The upgrading on the mgm-node was fine, but when we did a rolling restart on our first ndb-node, the whole cluster crashed and restarted all nodes. 

The main problem is, that after that (start phase 3 completed) nothing else happened. That means, the cluster was in a stalled condition (we waited for 40minutes, but there was no log-entry or anything else in this time) so that we had to stop and re-restart the whole thing.

Is there a known incompability between 7.0.9 and 7.0.10?

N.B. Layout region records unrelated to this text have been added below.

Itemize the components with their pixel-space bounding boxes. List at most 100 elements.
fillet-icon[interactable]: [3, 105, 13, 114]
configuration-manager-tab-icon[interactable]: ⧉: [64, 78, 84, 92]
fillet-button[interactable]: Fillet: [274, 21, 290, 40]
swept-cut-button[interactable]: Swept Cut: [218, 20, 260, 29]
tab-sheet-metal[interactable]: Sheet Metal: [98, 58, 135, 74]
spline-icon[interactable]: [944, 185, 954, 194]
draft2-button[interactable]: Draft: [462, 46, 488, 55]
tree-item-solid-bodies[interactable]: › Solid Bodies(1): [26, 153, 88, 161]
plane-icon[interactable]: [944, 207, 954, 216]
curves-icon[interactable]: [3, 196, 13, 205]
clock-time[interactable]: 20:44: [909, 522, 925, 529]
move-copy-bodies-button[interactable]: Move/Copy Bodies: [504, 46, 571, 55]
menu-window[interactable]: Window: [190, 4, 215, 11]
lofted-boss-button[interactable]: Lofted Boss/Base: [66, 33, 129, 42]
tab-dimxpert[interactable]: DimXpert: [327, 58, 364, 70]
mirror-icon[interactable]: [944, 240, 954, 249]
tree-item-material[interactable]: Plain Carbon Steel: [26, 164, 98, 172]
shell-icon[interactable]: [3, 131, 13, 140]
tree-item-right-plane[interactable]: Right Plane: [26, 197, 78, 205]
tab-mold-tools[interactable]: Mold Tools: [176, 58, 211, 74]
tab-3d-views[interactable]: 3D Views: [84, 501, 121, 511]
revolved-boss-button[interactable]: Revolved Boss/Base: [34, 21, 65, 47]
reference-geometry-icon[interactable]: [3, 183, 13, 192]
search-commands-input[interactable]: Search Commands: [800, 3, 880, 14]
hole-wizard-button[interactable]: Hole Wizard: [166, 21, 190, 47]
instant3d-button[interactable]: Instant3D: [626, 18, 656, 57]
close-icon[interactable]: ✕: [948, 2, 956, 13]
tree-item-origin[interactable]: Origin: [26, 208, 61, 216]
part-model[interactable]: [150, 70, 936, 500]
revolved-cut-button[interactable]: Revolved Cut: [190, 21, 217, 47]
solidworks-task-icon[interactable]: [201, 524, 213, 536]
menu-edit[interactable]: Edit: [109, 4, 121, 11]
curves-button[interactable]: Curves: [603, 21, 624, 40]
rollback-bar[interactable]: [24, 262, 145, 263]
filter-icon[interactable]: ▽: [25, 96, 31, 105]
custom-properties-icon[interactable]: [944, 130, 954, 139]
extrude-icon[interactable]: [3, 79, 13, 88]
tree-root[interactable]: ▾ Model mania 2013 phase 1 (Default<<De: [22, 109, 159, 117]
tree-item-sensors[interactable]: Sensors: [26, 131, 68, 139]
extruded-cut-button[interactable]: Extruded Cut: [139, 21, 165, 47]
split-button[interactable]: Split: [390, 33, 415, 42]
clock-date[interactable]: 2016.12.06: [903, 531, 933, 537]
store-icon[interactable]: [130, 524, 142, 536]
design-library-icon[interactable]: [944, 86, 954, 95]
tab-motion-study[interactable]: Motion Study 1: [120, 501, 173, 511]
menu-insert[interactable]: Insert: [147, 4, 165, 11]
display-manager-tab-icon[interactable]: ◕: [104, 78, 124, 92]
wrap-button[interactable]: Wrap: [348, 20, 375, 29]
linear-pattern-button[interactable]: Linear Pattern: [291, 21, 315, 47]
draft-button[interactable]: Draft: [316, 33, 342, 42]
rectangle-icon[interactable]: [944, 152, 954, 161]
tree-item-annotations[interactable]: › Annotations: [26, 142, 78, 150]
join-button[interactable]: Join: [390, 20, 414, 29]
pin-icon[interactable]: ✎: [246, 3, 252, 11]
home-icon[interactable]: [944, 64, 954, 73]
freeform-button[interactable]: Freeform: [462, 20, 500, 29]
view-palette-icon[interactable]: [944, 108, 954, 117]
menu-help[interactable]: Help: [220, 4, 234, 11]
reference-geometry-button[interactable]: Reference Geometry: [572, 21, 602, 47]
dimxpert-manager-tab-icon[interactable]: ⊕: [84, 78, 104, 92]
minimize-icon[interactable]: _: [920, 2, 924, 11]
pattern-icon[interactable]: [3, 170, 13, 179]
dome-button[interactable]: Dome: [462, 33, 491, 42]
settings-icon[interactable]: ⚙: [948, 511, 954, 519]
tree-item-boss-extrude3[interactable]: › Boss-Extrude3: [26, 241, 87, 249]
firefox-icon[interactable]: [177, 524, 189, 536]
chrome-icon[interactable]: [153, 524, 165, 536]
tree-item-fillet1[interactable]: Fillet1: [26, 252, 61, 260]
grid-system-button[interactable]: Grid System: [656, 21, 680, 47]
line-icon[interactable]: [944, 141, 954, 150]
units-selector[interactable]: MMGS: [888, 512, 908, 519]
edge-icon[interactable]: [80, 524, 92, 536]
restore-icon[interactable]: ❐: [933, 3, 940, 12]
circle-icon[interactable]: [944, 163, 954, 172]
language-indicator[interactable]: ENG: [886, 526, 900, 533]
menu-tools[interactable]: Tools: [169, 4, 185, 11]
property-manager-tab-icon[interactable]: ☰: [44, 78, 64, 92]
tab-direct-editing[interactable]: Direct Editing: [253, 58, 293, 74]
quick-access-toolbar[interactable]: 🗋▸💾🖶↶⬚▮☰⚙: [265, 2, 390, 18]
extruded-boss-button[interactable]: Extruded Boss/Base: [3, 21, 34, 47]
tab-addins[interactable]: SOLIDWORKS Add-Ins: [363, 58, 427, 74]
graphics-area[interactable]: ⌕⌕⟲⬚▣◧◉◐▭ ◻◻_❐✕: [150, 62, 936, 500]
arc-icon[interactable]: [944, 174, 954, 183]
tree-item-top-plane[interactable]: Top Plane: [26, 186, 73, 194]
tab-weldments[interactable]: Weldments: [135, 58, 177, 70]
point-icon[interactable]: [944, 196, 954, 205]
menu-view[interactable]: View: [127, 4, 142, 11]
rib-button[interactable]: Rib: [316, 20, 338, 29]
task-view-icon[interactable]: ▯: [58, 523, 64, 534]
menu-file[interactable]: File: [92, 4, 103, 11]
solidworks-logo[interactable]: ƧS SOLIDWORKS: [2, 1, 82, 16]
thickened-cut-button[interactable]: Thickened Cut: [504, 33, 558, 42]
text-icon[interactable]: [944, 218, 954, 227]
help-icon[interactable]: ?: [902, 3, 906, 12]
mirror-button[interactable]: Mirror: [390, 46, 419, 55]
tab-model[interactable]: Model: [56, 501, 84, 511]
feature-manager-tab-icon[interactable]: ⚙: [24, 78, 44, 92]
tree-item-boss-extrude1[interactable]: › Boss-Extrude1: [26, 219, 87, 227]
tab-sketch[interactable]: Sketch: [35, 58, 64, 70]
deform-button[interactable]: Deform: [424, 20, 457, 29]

Please see the ndb_error_report here: http://85.25.144.101/files/ndb_error_report_20100125115356.tar.bz2

Log-Output from mgm:

2010-01-25 11:26:53 [MgmtSrvr] INFO     -- Node 2: Node restart starting to copy the fragments to Node 2
2010-01-25 11:26:53 [MgmtSrvr] INFO     -- Node 2: Node: 2 StartLog: [GCI Keep: 13251665 LastCompleted: 13252722 NewestRestorable: 13252881]
2010-01-25 11:28:02 [MgmtSrvr] INFO     -- Node 3: Local checkpoint 22721 started. Keep GCI = 13252365 oldest restorable GCI = 13252809
2010-01-25 11:36:09 [MgmtSrvr] INFO     -- Node 3: Local checkpoint 22722 started. Keep GCI = 13252946 oldest restorable GCI = 13253394
2010-01-25 11:43:34 [MgmtSrvr] INFO     -- Node 2: Node restart completed copying the fragments to Node 2
2010-01-25 11:43:35 [MgmtSrvr] ALERT    -- Node 4: Forced node shutdown completed. Caused by error 2341: 'Internal program error (failed ndbrequire)(Internal error, programming error or missing error message, please report a bug). Temporary error, restart node'.
2010-01-25 11:43:35 [MgmtSrvr] ALERT    -- Node 5: Forced node shutdown completed. Caused by error 2341: 'Internal program error (failed ndbrequire)(Internal error, programming error or missing error message, please report a bug). Temporary error, restart node'.
2010-01-25 11:43:35 [MgmtSrvr] ALERT    -- Node 1: Node 4 Disconnected
2010-01-25 11:43:36 [MgmtSrvr] ALERT    -- Node 3: Forced node shutdown completed. Caused by error 2341: 'Internal program error (failed ndbrequire)(Internal error, programming error or missing error message, please report a bug). Temporary error, restart node'.
2010-01-25 11:43:36 [MgmtSrvr] ALERT    -- Node 1: Node 5 Disconnected
2010-01-25 11:43:36 [MgmtSrvr] ALERT    -- Node 1: Node 3 Disconnected
2010-01-25 11:43:36 [MgmtSrvr] ALERT    -- Node 2: Forced node shutdown completed. Occured during startphase 5. Caused by error 2308: 'Another node failed during system restart, please investigate error(s) on other node(s)(Restart error). Temporary error, restart node'.
2010-01-25 11:43:36 [MgmtSrvr] ALERT    -- Node 1: Node 2 Disconnected

How to repeat:
Maybe with "our way" it is possible:

- Have a cluster with 7.0.9 running
- Update mgm to 7.0.10
- Update first node to 7.0.10
- Make a rolling restart
[25 Jan 2010 13:01] Hartmut Holzgraefe
Duplicate of bug #50433
[25 Jan 2010 13:13] Robert Klikics
Hi,

thanks for the link.. 

It would be appropriate to announce such things in the cluster mailinglist. Or did I miss it?